O dia está a escurecer e o seu ar a ficar cada vez mais pesado e difícil de respirar. Estou com a minha mamã e com a minha mana mais nova neste supermercado pequeno e desconfortável, e o ar do anoitecer torna este momento muito difícil de superar, mas que é sobreposto por uma sensação de conforto e proteção por ter a minha mãe e a minha mana de três anos ao meu lado. São a minha família e o meu lar.
A mamã comprou o que precisava para fazer o jantar para o meu pai, que trabalha até tarde. Esta noite, ele ia jantar apenas comigo e com a mana, pois a mamã ia sair essa noite, o que é muito estranho, pois nunca estive um serão sem a companhia da mamã que tanto me protege e me completa. Ela tinha tudo preparado com bastante antecedência, pois a casa nunca está sem ela. Eu nunca estava sem ela. Nunca dormi na mesma casa onde não tenho a minha mamã, apesar de já ser crescida, ter uma bicicleta sem rodinhas e levá-la para e escola. Já sou tão crescida que já não levo a minha mantinha azul para a escola, porque a minha escola é só para crescidos. E olha que eu adoro a minha mantinha e a sensação de conforto que ela me provoca! É como um abraço da mamã que está à minha volta enquanto adormeço de facto nos braços da mamã, agora com a companhia da mana pequena.

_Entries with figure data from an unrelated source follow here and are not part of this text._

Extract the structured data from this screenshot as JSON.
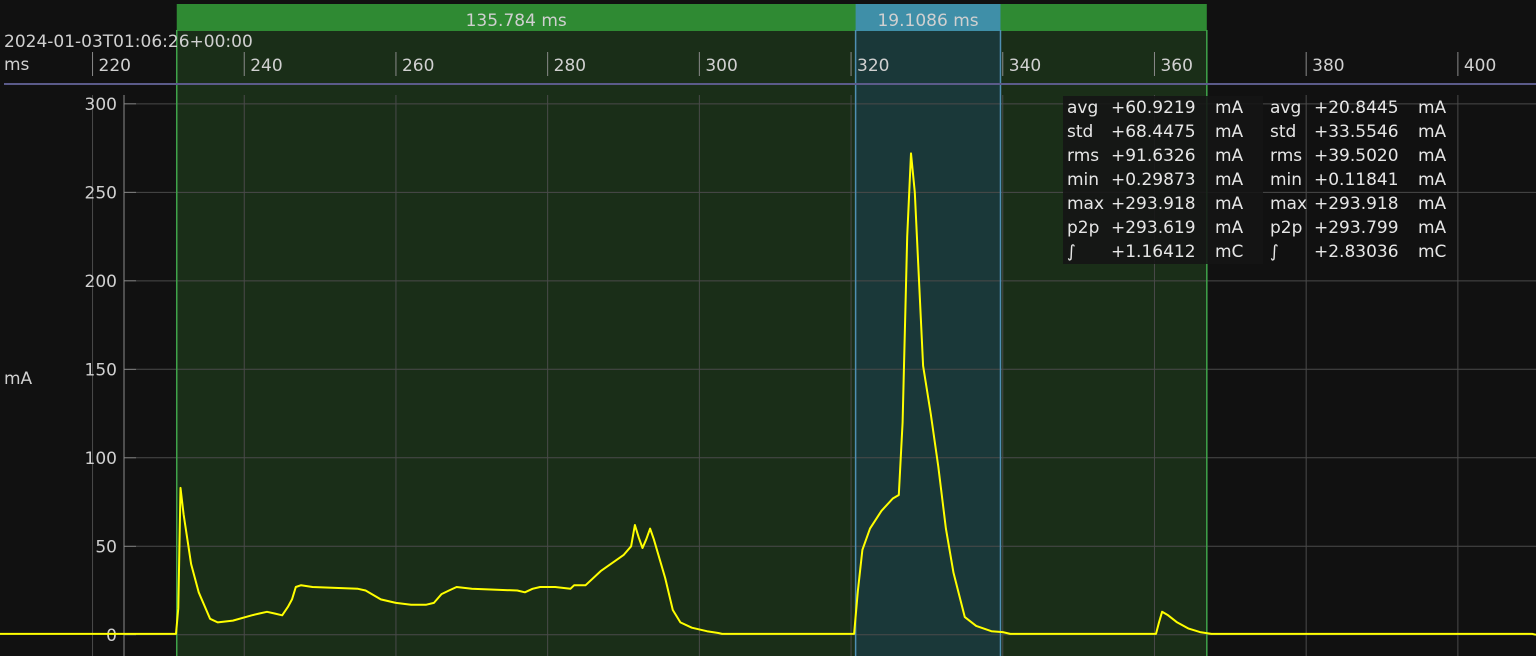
{
  "header": {
    "timestamp": "2024-01-03T01:06:26+00:00",
    "x_unit_label": "ms",
    "y_unit_label": "mA"
  },
  "colors": {
    "background": "#111111",
    "trace": "#ffff00",
    "dual_marker": "#3fa34a",
    "single_marker": "#4f8fb3",
    "grid": "#4a4a4a"
  },
  "markers": {
    "dual": {
      "t1": 231.1,
      "t2": 366.9,
      "label": "135.784 ms"
    },
    "single_window": {
      "t1": 320.6,
      "t2": 339.7,
      "label": "19.1086 ms"
    }
  },
  "stats": {
    "dual": [
      {
        "name": "avg",
        "value": "+60.9219",
        "unit": "mA"
      },
      {
        "name": "std",
        "value": "+68.4475",
        "unit": "mA"
      },
      {
        "name": "rms",
        "value": "+91.6326",
        "unit": "mA"
      },
      {
        "name": "min",
        "value": "+0.29873",
        "unit": "mA"
      },
      {
        "name": "max",
        "value": "+293.918",
        "unit": "mA"
      },
      {
        "name": "p2p",
        "value": "+293.619",
        "unit": "mA"
      },
      {
        "name": "∫",
        "value": "+1.16412",
        "unit": "mC"
      }
    ],
    "single": [
      {
        "name": "avg",
        "value": "+20.8445",
        "unit": "mA"
      },
      {
        "name": "std",
        "value": "+33.5546",
        "unit": "mA"
      },
      {
        "name": "rms",
        "value": "+39.5020",
        "unit": "mA"
      },
      {
        "name": "min",
        "value": "+0.11841",
        "unit": "mA"
      },
      {
        "name": "max",
        "value": "+293.918",
        "unit": "mA"
      },
      {
        "name": "p2p",
        "value": "+293.799",
        "unit": "mA"
      },
      {
        "name": "∫",
        "value": "+2.83036",
        "unit": "mC"
      }
    ]
  },
  "chart_data": {
    "type": "line",
    "title": "",
    "xlabel": "ms",
    "ylabel": "mA",
    "xlim": [
      207.8,
      410.3
    ],
    "ylim": [
      -12,
      305
    ],
    "x_ticks": [
      220,
      240,
      260,
      280,
      300,
      320,
      340,
      360,
      380,
      400
    ],
    "y_ticks": [
      0,
      50,
      100,
      150,
      200,
      250,
      300
    ],
    "grid": true,
    "series": [
      {
        "name": "",
        "points": [
          [
            207.8,
            0.5
          ],
          [
            231.0,
            0.5
          ],
          [
            231.3,
            15
          ],
          [
            231.6,
            83
          ],
          [
            232.0,
            68
          ],
          [
            233.0,
            40
          ],
          [
            234.0,
            24
          ],
          [
            235.0,
            14
          ],
          [
            235.5,
            9
          ],
          [
            236.5,
            7
          ],
          [
            238.5,
            8
          ],
          [
            241.0,
            11
          ],
          [
            242.0,
            12
          ],
          [
            243.0,
            13
          ],
          [
            244.0,
            12
          ],
          [
            245.0,
            11
          ],
          [
            245.8,
            16
          ],
          [
            246.3,
            20
          ],
          [
            246.8,
            27
          ],
          [
            247.5,
            28
          ],
          [
            249.0,
            27
          ],
          [
            255.0,
            26
          ],
          [
            256.0,
            25
          ],
          [
            258.0,
            20
          ],
          [
            260.0,
            18
          ],
          [
            262.0,
            17
          ],
          [
            264.0,
            17
          ],
          [
            265.0,
            18
          ],
          [
            266.0,
            23
          ],
          [
            267.0,
            25
          ],
          [
            268.0,
            27
          ],
          [
            270.0,
            26
          ],
          [
            276.0,
            25
          ],
          [
            277.0,
            24
          ],
          [
            278.0,
            26
          ],
          [
            279.0,
            27
          ],
          [
            281.0,
            27
          ],
          [
            283.0,
            26
          ],
          [
            283.5,
            28
          ],
          [
            285.0,
            28
          ],
          [
            287.0,
            36
          ],
          [
            290.0,
            45
          ],
          [
            291.0,
            50
          ],
          [
            291.5,
            62
          ],
          [
            292.0,
            55
          ],
          [
            292.5,
            49
          ],
          [
            293.0,
            54
          ],
          [
            293.5,
            60
          ],
          [
            294.0,
            54
          ],
          [
            295.5,
            32
          ],
          [
            296.5,
            14
          ],
          [
            297.5,
            7
          ],
          [
            299.0,
            4
          ],
          [
            301.0,
            2
          ],
          [
            302.5,
            1
          ],
          [
            303.0,
            0.5
          ],
          [
            320.4,
            0.5
          ],
          [
            320.9,
            25
          ],
          [
            321.5,
            48
          ],
          [
            322.5,
            60
          ],
          [
            324.0,
            70
          ],
          [
            325.5,
            77
          ],
          [
            326.3,
            79
          ],
          [
            326.8,
            120
          ],
          [
            327.4,
            225
          ],
          [
            327.9,
            272
          ],
          [
            328.4,
            250
          ],
          [
            328.9,
            205
          ],
          [
            329.5,
            152
          ],
          [
            330.5,
            125
          ],
          [
            331.5,
            95
          ],
          [
            332.5,
            60
          ],
          [
            333.5,
            35
          ],
          [
            335.0,
            10
          ],
          [
            336.5,
            5
          ],
          [
            338.5,
            2
          ],
          [
            340.0,
            1.5
          ],
          [
            341.0,
            0.5
          ],
          [
            360.2,
            0.5
          ],
          [
            360.6,
            7
          ],
          [
            361.0,
            13
          ],
          [
            361.8,
            11
          ],
          [
            363.0,
            7
          ],
          [
            364.5,
            3.5
          ],
          [
            366.0,
            1.5
          ],
          [
            367.5,
            0.5
          ],
          [
            409.8,
            0.5
          ],
          [
            410.3,
            0
          ]
        ]
      }
    ]
  }
}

Não queria passar a noite sem a mamã. A mantinha não protege tanto como se tivesse a mamã comigo. Irei esperar que a mana e o papá adormeçam, e levarei a minha mantinha e a minha bicicleta. Vou com a mamã, sem que ela saiba. Com a noite e com esta ideia, saí resoluta atrás do rasto da mamã e, com muito custo, muitas dores e com um ar ainda mais duro, subo a íngreme estrada que a mamã subiu. Pareceu que se passou muitas horas até eu chegar ao topo. Mas consegui e vi a mamã a falar com uma senhora muito bonita. Oh, como era bonita... Tinha um rabo de cavalo a prender o seu cabelo longo e negro muito brilhante e grosso. A pele dela era tão branca que a luz da lua refletia o seu rosto e eu conseguia ver com clareza os seus lábios muito vermelhos. A mamã também é branca, eu também sou branca, a mana também é muito branca, mas esta senhora era tão branca como a lua.

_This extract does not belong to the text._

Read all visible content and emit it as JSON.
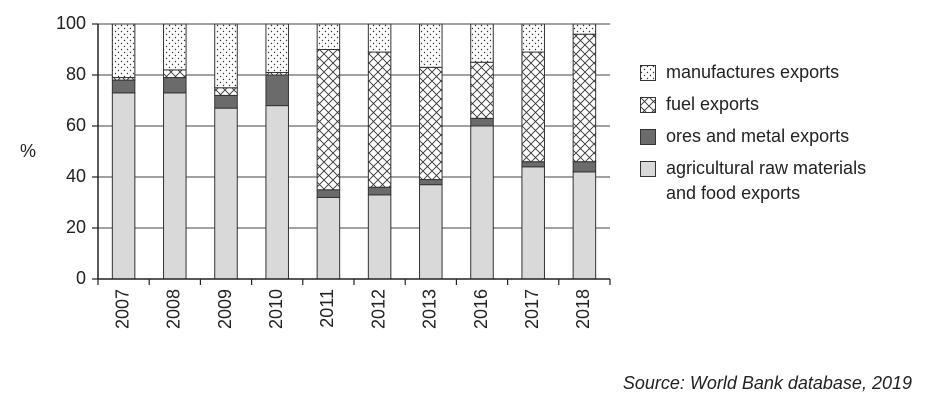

A mamã parecia já ter muita confiança com esta mulher, pois conversavam e estavam muito próximas. Como estou curiosa! Tento aproximar-me, muito atrapalhadamente dela. Faço barulho, mas escondo-me junto com a minha bicicleta. Mas a mantinha ficou na estrada. Agora não consigo recuperá-la. Após uma pausa, a mamã e a mulher recomeçam a conversar. Falam de uma marca do passado. Não percebo nada da conversa e não tive tempo de saber mais nada pois elas começaram a andar e entram num caminho muito estranho e confuso. Nunca tinha ido ali com a mamã. Não conhecia aquele caminho e as árvores e mato assustavam-me muito. Não havia quase luz nenhuma, além dos pequenos raios de luz da lua que conseguiam ultrapassar os ramos cheios de folhas das árvores. A senhora parecia conhecer bem aquele caminho, pois nem precisava de procurar a luz para saber o caminho. Ela andava muito à vontade naquele caminho tão esquisito.

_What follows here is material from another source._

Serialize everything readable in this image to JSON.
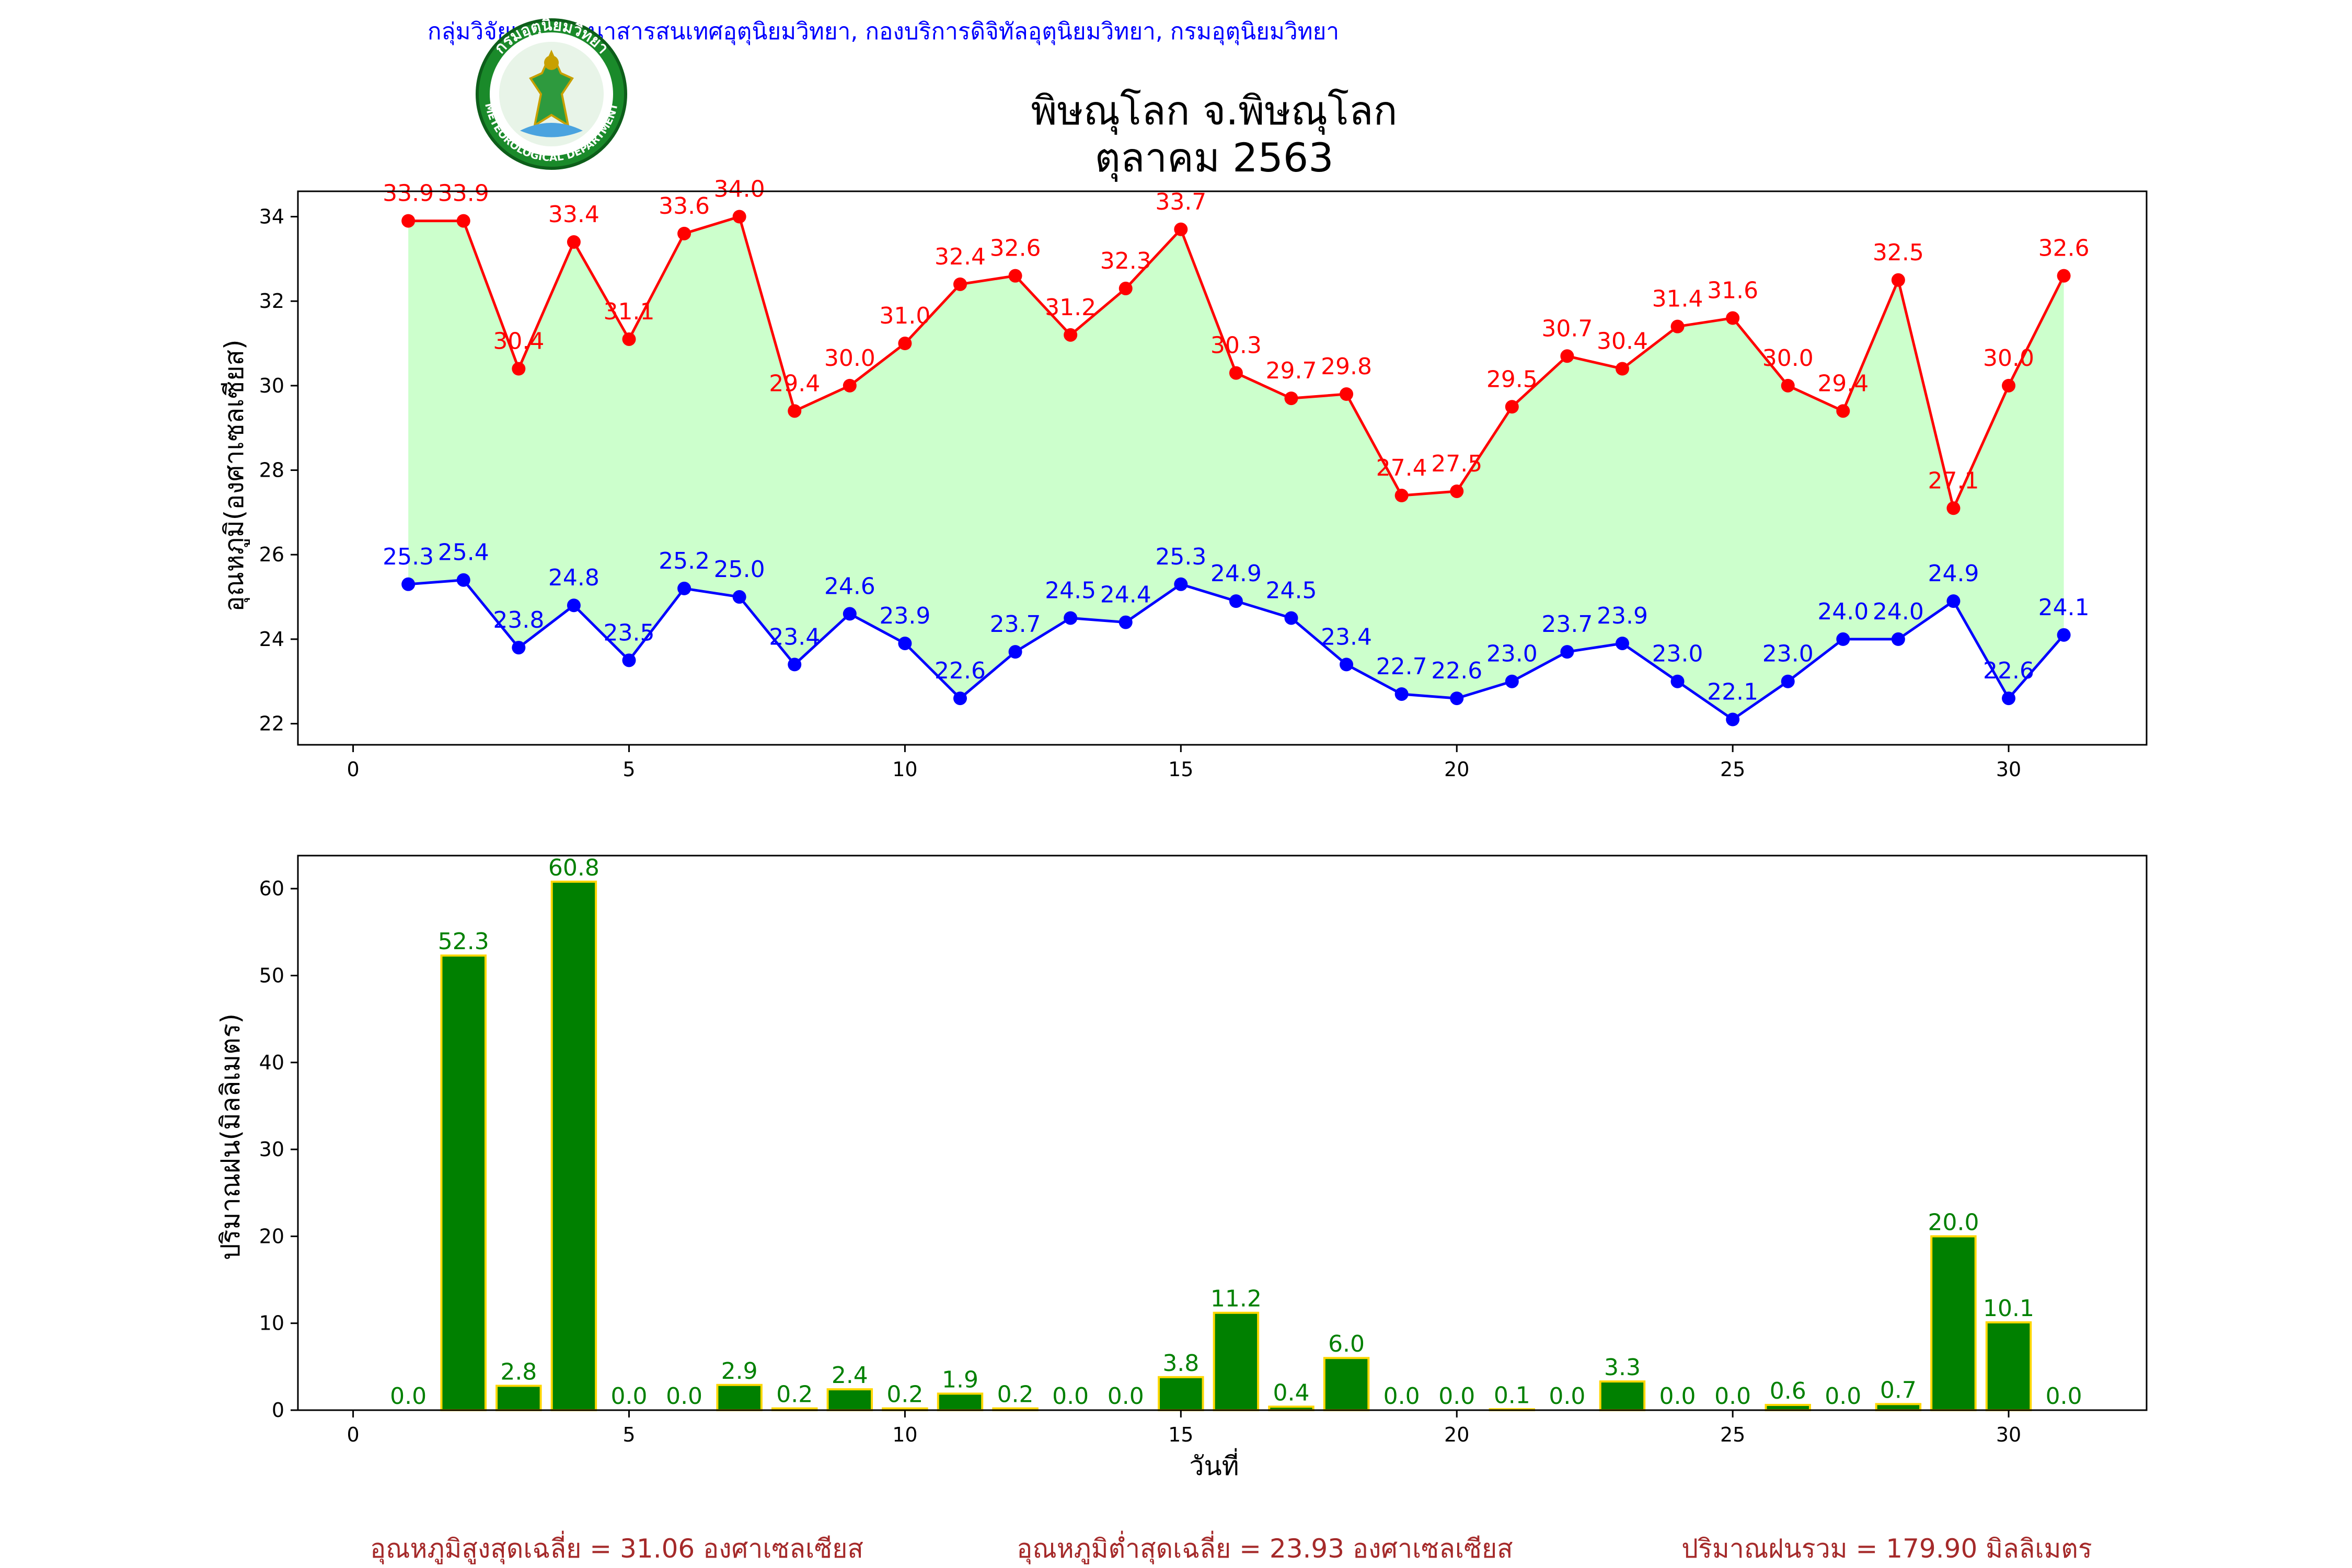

Elas entram dentro desta casa grande que parecia um castelo como os dos livros de princesas que a mamã lia, mas muito velhinho, sem brilho ou cores e sem princesas. Para continuar a minha jornada, deixo a minha bicicleta, escondida entre um arbusto e uma árvore velhinha, subo as escadas que levam à uma porta muito alta e entro na casa grande.
Não havia muita luz na casa grande além da que entrava da luz da lua pelas grandes janelas. Mas este castelo não precisava de mais luzes... Não devia morar ninguém lá. Estava muito silêncio, mas tanto silêncio que eu conseguia ouvir a minha respiração. Estava cansada e com soninho. Queria ir embora com a mamã e ir dormir. Não gostava nada daquele sítio. Era frio e escuro. Cheirava a pó. Não tinha ninguém. Estava assustada, muito assustada... Doía o peito de tanto medo. O bater do meu coração ecoava nas paredes frias e ocas daquela casa escura. Quero a mamã, e quero-a agora!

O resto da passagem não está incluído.